During a debate webcast by the Sun newspaper Monday evening, the two men emphasized the importance of a strong relationship with Washington and praised Trump’s style. He is “shrewd,” Hunt said, while Johnson described him as “ruthless” and said he will be “very, very tough” when negotiating a deal with the U.K. after Brexit.
Last week Kim Darroch, the U.K.’s ambassador to the U.S., resigned after Trump reacted angrily to the leaking of confidential cables the diplomat had sent to London criticizing his administration. While Hunt, the foreign secretary, defended Darroch, Johnson refused to back him in a TV debate, accelerating his departure, according to people familiar with the situation.
‘Best Way Forward’
Johnson did, however, set up a clash with the Trump administration over Iran and attempts to stop the Islamic Republic developing a nuclear weapon. He said the Tehran government is a “disruptive, dangerous, difficult” regime, but military action is not “a sensible option for us in the west.”
“Diplomacy must be the best way forward,” Johnson said. “If you ask me if I think, were I prime minister now, would I be supporting military action against Iran, the answer is ‘No.”’
Both the U.S. government and Iran have said they are not seeking a war. The president has said military action remains an option on the table but canceled a planned air strike in retaliation for Iran shooting down an American drone last month, opting instead for increased sanctions.

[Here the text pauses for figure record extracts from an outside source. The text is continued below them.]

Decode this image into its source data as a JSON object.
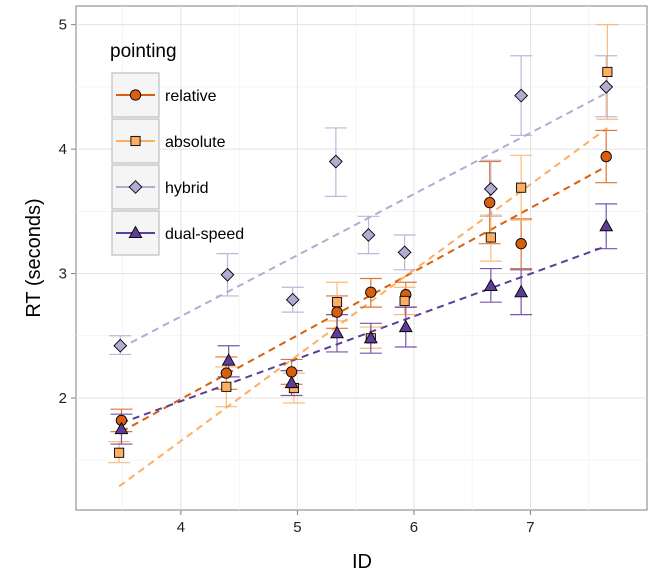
{
  "chart_data": {
    "type": "scatter",
    "xlabel": "ID",
    "ylabel": "RT (seconds)",
    "xlim": [
      3.1,
      8.0
    ],
    "ylim": [
      1.1,
      5.15
    ],
    "x_ticks": [
      4,
      5,
      6,
      7
    ],
    "y_ticks": [
      2,
      3,
      4,
      5
    ],
    "x_tick_labels": [
      "4",
      "5",
      "6",
      "7"
    ],
    "y_tick_labels": [
      "2",
      "3",
      "4",
      "5"
    ],
    "grid": true,
    "legend": {
      "title": "pointing",
      "position": "top-left"
    },
    "series": [
      {
        "name": "relative",
        "color": "#d95f0e",
        "marker": "circle",
        "points": [
          {
            "x": 3.49,
            "y": 1.82,
            "lo": 1.73,
            "hi": 1.91
          },
          {
            "x": 4.39,
            "y": 2.2,
            "lo": 2.07,
            "hi": 2.33
          },
          {
            "x": 4.95,
            "y": 2.21,
            "lo": 2.11,
            "hi": 2.31
          },
          {
            "x": 5.34,
            "y": 2.69,
            "lo": 2.56,
            "hi": 2.82
          },
          {
            "x": 5.63,
            "y": 2.85,
            "lo": 2.73,
            "hi": 2.96
          },
          {
            "x": 5.93,
            "y": 2.83,
            "lo": 2.73,
            "hi": 2.93
          },
          {
            "x": 6.65,
            "y": 3.57,
            "lo": 3.24,
            "hi": 3.9
          },
          {
            "x": 6.92,
            "y": 3.24,
            "lo": 3.04,
            "hi": 3.44
          },
          {
            "x": 7.65,
            "y": 3.94,
            "lo": 3.73,
            "hi": 4.15
          }
        ],
        "trend": {
          "x1": 3.49,
          "y1": 1.73,
          "x2": 7.65,
          "y2": 3.86
        }
      },
      {
        "name": "absolute",
        "color": "#fdae61",
        "marker": "square",
        "points": [
          {
            "x": 3.47,
            "y": 1.56,
            "lo": 1.48,
            "hi": 1.65
          },
          {
            "x": 4.39,
            "y": 2.09,
            "lo": 1.93,
            "hi": 2.25
          },
          {
            "x": 4.97,
            "y": 2.08,
            "lo": 1.96,
            "hi": 2.2
          },
          {
            "x": 5.34,
            "y": 2.77,
            "lo": 2.62,
            "hi": 2.93
          },
          {
            "x": 5.63,
            "y": 2.48,
            "lo": 2.4,
            "hi": 2.57
          },
          {
            "x": 5.92,
            "y": 2.78,
            "lo": 2.67,
            "hi": 2.89
          },
          {
            "x": 6.66,
            "y": 3.29,
            "lo": 3.1,
            "hi": 3.47
          },
          {
            "x": 6.92,
            "y": 3.69,
            "lo": 3.43,
            "hi": 3.95
          },
          {
            "x": 7.66,
            "y": 4.62,
            "lo": 4.24,
            "hi": 5.0
          }
        ],
        "trend": {
          "x1": 3.47,
          "y1": 1.29,
          "x2": 7.66,
          "y2": 4.17
        }
      },
      {
        "name": "hybrid",
        "color": "#b2abd2",
        "marker": "diamond",
        "points": [
          {
            "x": 3.48,
            "y": 2.42,
            "lo": 2.35,
            "hi": 2.5
          },
          {
            "x": 4.4,
            "y": 2.99,
            "lo": 2.82,
            "hi": 3.16
          },
          {
            "x": 4.96,
            "y": 2.79,
            "lo": 2.69,
            "hi": 2.89
          },
          {
            "x": 5.33,
            "y": 3.9,
            "lo": 3.62,
            "hi": 4.17
          },
          {
            "x": 5.61,
            "y": 3.31,
            "lo": 3.16,
            "hi": 3.46
          },
          {
            "x": 5.92,
            "y": 3.17,
            "lo": 3.03,
            "hi": 3.31
          },
          {
            "x": 6.66,
            "y": 3.68,
            "lo": 3.46,
            "hi": 3.91
          },
          {
            "x": 6.92,
            "y": 4.43,
            "lo": 4.11,
            "hi": 4.75
          },
          {
            "x": 7.65,
            "y": 4.5,
            "lo": 4.26,
            "hi": 4.75
          }
        ],
        "trend": {
          "x1": 3.48,
          "y1": 2.4,
          "x2": 7.65,
          "y2": 4.45
        }
      },
      {
        "name": "dual-speed",
        "color": "#5e3c99",
        "marker": "triangle",
        "points": [
          {
            "x": 3.49,
            "y": 1.75,
            "lo": 1.63,
            "hi": 1.87
          },
          {
            "x": 4.41,
            "y": 2.3,
            "lo": 2.17,
            "hi": 2.42
          },
          {
            "x": 4.95,
            "y": 2.12,
            "lo": 2.02,
            "hi": 2.22
          },
          {
            "x": 5.34,
            "y": 2.52,
            "lo": 2.37,
            "hi": 2.67
          },
          {
            "x": 5.63,
            "y": 2.48,
            "lo": 2.36,
            "hi": 2.6
          },
          {
            "x": 5.93,
            "y": 2.57,
            "lo": 2.41,
            "hi": 2.73
          },
          {
            "x": 6.66,
            "y": 2.9,
            "lo": 2.77,
            "hi": 3.04
          },
          {
            "x": 6.92,
            "y": 2.85,
            "lo": 2.67,
            "hi": 3.03
          },
          {
            "x": 7.65,
            "y": 3.38,
            "lo": 3.2,
            "hi": 3.56
          }
        ],
        "trend": {
          "x1": 3.49,
          "y1": 1.8,
          "x2": 7.65,
          "y2": 3.22
        }
      }
    ]
  }
}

But Johnson’s comments, ruling out joining any U.S.-led military action, risk undermining Trump’s attempts to pressure Iran to rein in its nuclear ambitions and end its destabilizing activities in the region.
Hunt said there is a danger that rising tensions will lead to an unintended conflict. “The risk we have is an accidental war because something happens in a very tense volatile situation,” Hunt said.
During the debate, the second and final confrontation between the two men during the leadership campaign, both contenders also:
- Committed to keeping May’s target of zero net carbon emissions by 2050.
- Ruled out trying to modify the Irish border backstop either by extending it or seeking a unilateral exit, saying only its complete removal from the Withdrawal Agreement with the EU would satisfy them.
- Said they believe a trade deal with the U.S. could be completed quickly, in contrast to Chancellor of the Exchequer Philip Hammond’s warning that such hope is “unrealistic.”
- Criticized opposition leader Jeremy Corbyn for failing to tackle antisemitism in the Labour Party
- Said they would offer the job of foreign secretary, chancellor of the exchequer or home secretary to a woman.